Mitochondria-targeted antioxidant SkQ1 prevents the lethal toxicity of four different shocks. (A) SkQ1 prevents the lethal toxicity of bacterial lipopolysaccharide (LPS). LPS at doses of 30 mg/kg was injected intravenously. SkQ1 (1.5 mmol/kg/day) was administered intraperitoneally for five days. С57Bl6 (3 months) mice were used; (B) SkQ1 prevents the rapid death of mice after injection of mitochondria (10 mg protein/kg body weight) into the tail vein. SkQ1 (1.5 μmol/kg) was administered intraperitoneally daily for 5 days before and after mitochondrial injection. 5 mM succinate (Succ) was added to mitochondria prior to injection. (С) SkQ1 protects mice against toxic doses of C₁₂TPP. Survival of mice after a single intravenous injection of 34 μmol/kg C₁₂TPP. SkQ1 (1.5 μmol/kg/day) was injected as in (A); (D) SkQ1 prevents mice from rapid death caused by cooling. Mice were placed at −20 °C for 1 h and then returned to room temperature. SkQ1 (1.5 μmol/kg) was administered intraperitoneally for 5 days before cooling and for 3 days after cooling.

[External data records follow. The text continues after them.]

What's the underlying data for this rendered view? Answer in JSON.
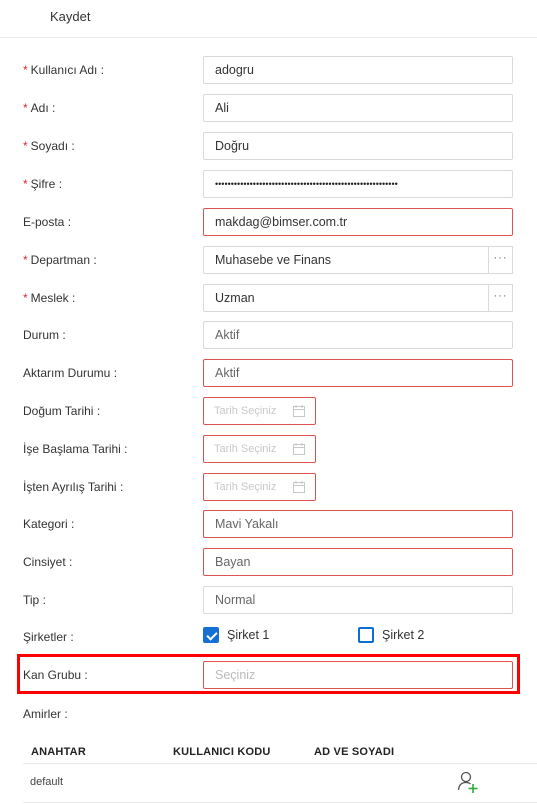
{
  "toolbar": {
    "save_label": "Kaydet"
  },
  "form": {
    "username": {
      "label": "Kullanıcı Adı",
      "required": true,
      "value": "adogru"
    },
    "first_name": {
      "label": "Adı",
      "required": true,
      "value": "Ali"
    },
    "last_name": {
      "label": "Soyadı",
      "required": true,
      "value": "Doğru"
    },
    "password": {
      "label": "Şifre",
      "required": true,
      "value": "••••••••••••••••••••••••••••••••••••••••••••••••••••••••••"
    },
    "email": {
      "label": "E-posta",
      "required": false,
      "value": "makdag@bimser.com.tr"
    },
    "department": {
      "label": "Departman",
      "required": true,
      "value": "Muhasebe ve Finans",
      "button": "···"
    },
    "profession": {
      "label": "Meslek",
      "required": true,
      "value": "Uzman",
      "button": "···"
    },
    "status": {
      "label": "Durum",
      "value": "Aktif"
    },
    "transfer_status": {
      "label": "Aktarım Durumu",
      "value": "Aktif"
    },
    "birth_date": {
      "label": "Doğum Tarihi",
      "placeholder": "Tarih Seçiniz"
    },
    "start_date": {
      "label": "İşe Başlama Tarihi",
      "placeholder": "Tarih Seçiniz"
    },
    "leave_date": {
      "label": "İşten Ayrılış Tarihi",
      "placeholder": "Tarih Seçiniz"
    },
    "category": {
      "label": "Kategori",
      "value": "Mavi Yakalı"
    },
    "gender": {
      "label": "Cinsiyet",
      "value": "Bayan"
    },
    "type": {
      "label": "Tip",
      "value": "Normal"
    },
    "companies": {
      "label": "Şirketler",
      "options": [
        {
          "label": "Şirket 1",
          "checked": true
        },
        {
          "label": "Şirket 2",
          "checked": false
        }
      ]
    },
    "blood_group": {
      "label": "Kan Grubu",
      "placeholder": "Seçiniz"
    },
    "colon": ":"
  },
  "supervisors": {
    "label": "Amirler",
    "columns": [
      "ANAHTAR",
      "KULLANICI KODU",
      "AD VE SOYADI"
    ],
    "rows": [
      {
        "key": "default",
        "user_code": "",
        "full_name": ""
      }
    ],
    "add_icon": "add-user-icon"
  },
  "colors": {
    "required": "#e0282e",
    "error_border": "#e05252",
    "highlight": "#ff0000",
    "checkbox": "#1570d1",
    "add_plus": "#2eaa3a"
  }
}
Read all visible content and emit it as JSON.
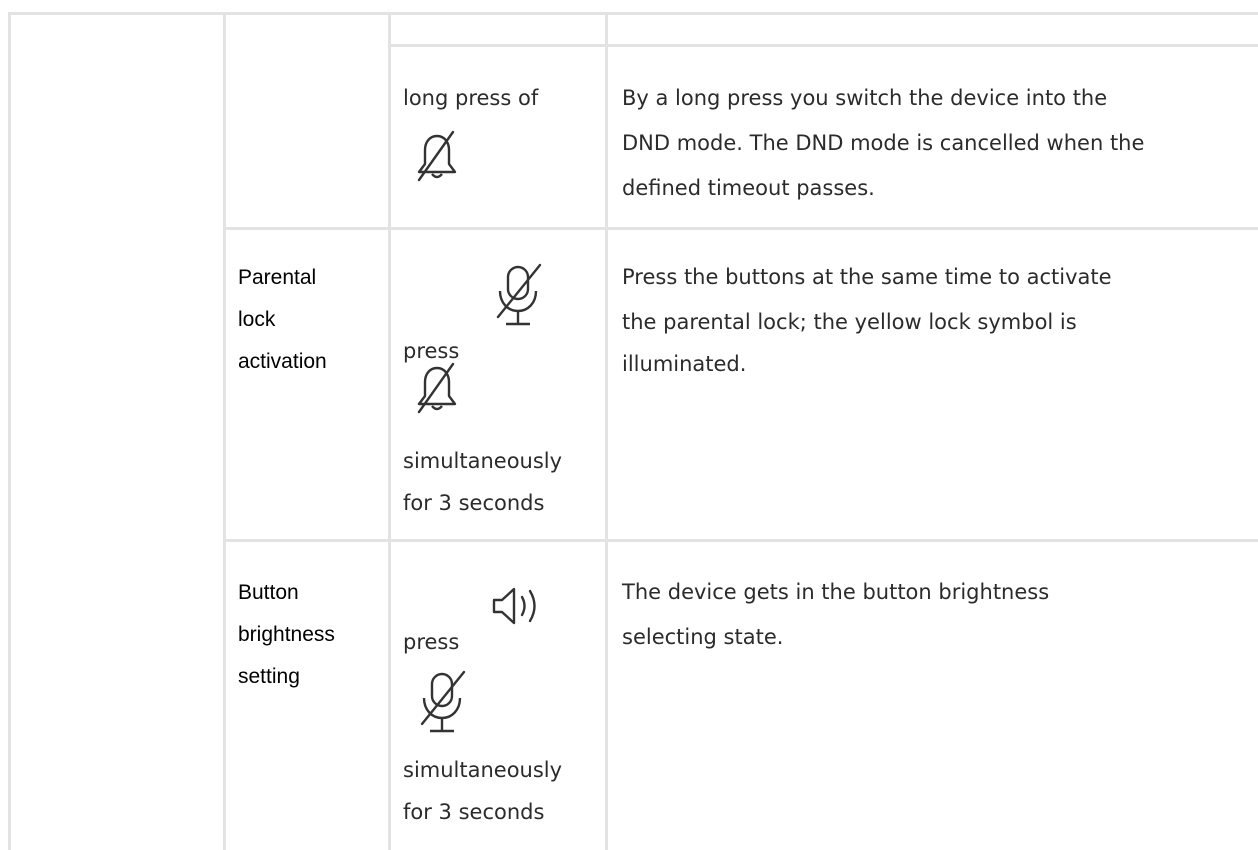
{
  "rows": [
    {
      "feature": [],
      "action": {
        "before": "long press of",
        "icons": [
          "bell-slash-icon"
        ],
        "after": []
      },
      "description": [
        "By a long press you switch the device into the",
        "DND mode. The DND mode is cancelled when the",
        "defined timeout passes."
      ]
    },
    {
      "feature": [
        "Parental",
        "lock",
        "activation"
      ],
      "action": {
        "before": "press",
        "icons": [
          "microphone-slash-icon",
          "bell-slash-icon"
        ],
        "after": [
          "simultaneously",
          "for 3 seconds"
        ]
      },
      "description": [
        "Press the buttons at the same time to activate",
        "the parental lock; the yellow lock symbol is",
        "illuminated."
      ]
    },
    {
      "feature": [
        "Button",
        "brightness",
        "setting"
      ],
      "action": {
        "before": "press",
        "icons": [
          "speaker-icon",
          "microphone-slash-icon"
        ],
        "after": [
          "simultaneously",
          "for 3 seconds"
        ]
      },
      "description": [
        "The device gets in the button brightness",
        "selecting state."
      ]
    }
  ]
}
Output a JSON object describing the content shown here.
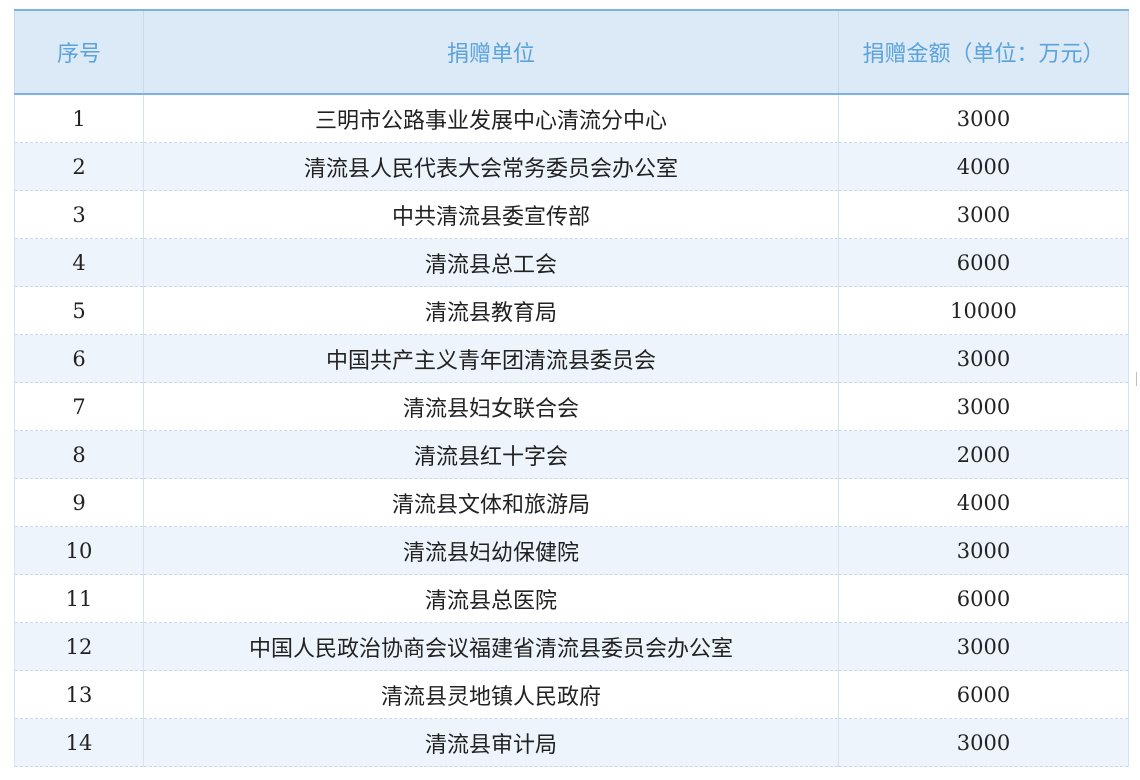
{
  "table": {
    "headers": {
      "index": "序号",
      "unit": "捐赠单位",
      "amount": "捐赠金额（单位：万元）"
    },
    "rows": [
      {
        "index": "1",
        "unit": "三明市公路事业发展中心清流分中心",
        "amount": "3000"
      },
      {
        "index": "2",
        "unit": "清流县人民代表大会常务委员会办公室",
        "amount": "4000"
      },
      {
        "index": "3",
        "unit": "中共清流县委宣传部",
        "amount": "3000"
      },
      {
        "index": "4",
        "unit": "清流县总工会",
        "amount": "6000"
      },
      {
        "index": "5",
        "unit": "清流县教育局",
        "amount": "10000"
      },
      {
        "index": "6",
        "unit": "中国共产主义青年团清流县委员会",
        "amount": "3000"
      },
      {
        "index": "7",
        "unit": "清流县妇女联合会",
        "amount": "3000"
      },
      {
        "index": "8",
        "unit": "清流县红十字会",
        "amount": "2000"
      },
      {
        "index": "9",
        "unit": "清流县文体和旅游局",
        "amount": "4000"
      },
      {
        "index": "10",
        "unit": "清流县妇幼保健院",
        "amount": "3000"
      },
      {
        "index": "11",
        "unit": "清流县总医院",
        "amount": "6000"
      },
      {
        "index": "12",
        "unit": "中国人民政治协商会议福建省清流县委员会办公室",
        "amount": "3000"
      },
      {
        "index": "13",
        "unit": "清流县灵地镇人民政府",
        "amount": "6000"
      },
      {
        "index": "14",
        "unit": "清流县审计局",
        "amount": "3000"
      }
    ]
  }
}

Adapted from [130].

Figure 5

Mechanism of mild depolarization and its dependence on aging. (A), The interplay between the respiratory chain (Complexes I, II, III, and IV), H⁺-ATP-synthase (Complex V, also known as F_OF₁), the transporters of ATP and ADP (ADP/ATP carrier and VDAC), and hexokinase I or II bound to VDAC. Creatine kinase is is in the intermembrane space, contacting the outer surface of the ADP/ATP carrier. The creatine phosphate produced by this kinase is released into the intermembrane space of the mitochondrion. The hexokinase-mediated depolarization should be driven by the dissipation of some energy due to the transfer of the phosphoryl residue from ATP to glucose when G6P is formed. During aging, the level of mitochondria-associated hexokinase decreases, which prevents mild depolarization and consequently leads to increased mROS production. (B) Experimental data illustrating the age-dependent decline in mitochondrial-bound hexokinase activity in mouse embryos and 3-, 12-, 24-, or 30-month-old mice. * p < 0.01; ** p < 0.001 (mouse embryos, 12-, 24-, or 30-mo-old mice compared with 3-mo-old mice). Date adapted from [145].